Hat ein Mädchen einen Anspruch darauf, in einem Knabenchor mitzusingen? Darüber hat das Berliner Verwaltungsgericht verhandelt. Die Richter nahmen sich Zeit für eine Entscheidung. Liegt ein Fall von Diskriminierung vor, wenn ein Mädchen nicht in einem Knabenchor singen darf? Über diese Frage musste das Berliner Verwaltungsgericht am Freitag entscheiden – und wies die Klage einer Neunjährigen auf Aufnahme in dem nur von Jungen gebildeten Staats-und Domchor zurück.
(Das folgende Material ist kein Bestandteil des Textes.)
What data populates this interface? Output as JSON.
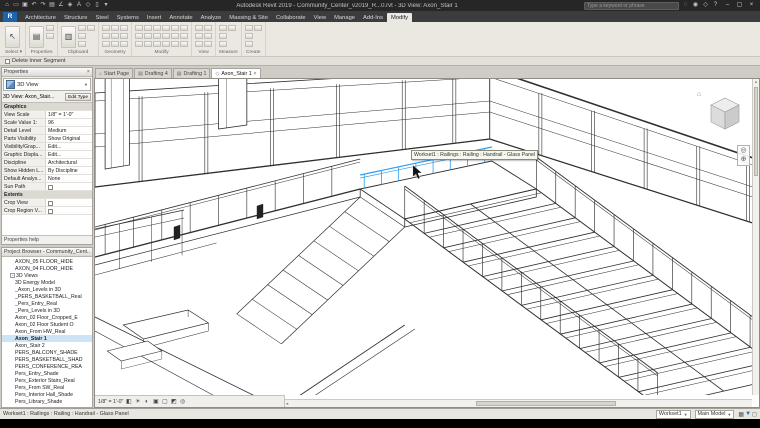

Vor Gericht gezogen war die Mutter des Mädchens – und gleichzeitig auch seine Anwältin weil sie das Recht ihrer Tochter auf Gleichberechtigung verletzt sah.
Es gehe hier um einen Konflikt zwischen Gleichheit vor dem Gesetz und um die Kunstfreiheit, fasste der Vorsitzende Richter nach rund drei Stunden den Konflikt zusammen. Doch in seiner Entscheidung setzte das Gericht die Freiheit des Chores, sich seine Sänger selber auszusuchen vor das Verfassungsprinzip der Gleichheit der Geschlechter.
Das Gericht sah aber in dem Streit einen „Pilotfall“ und hat deswegen eine Berufung zugelassen.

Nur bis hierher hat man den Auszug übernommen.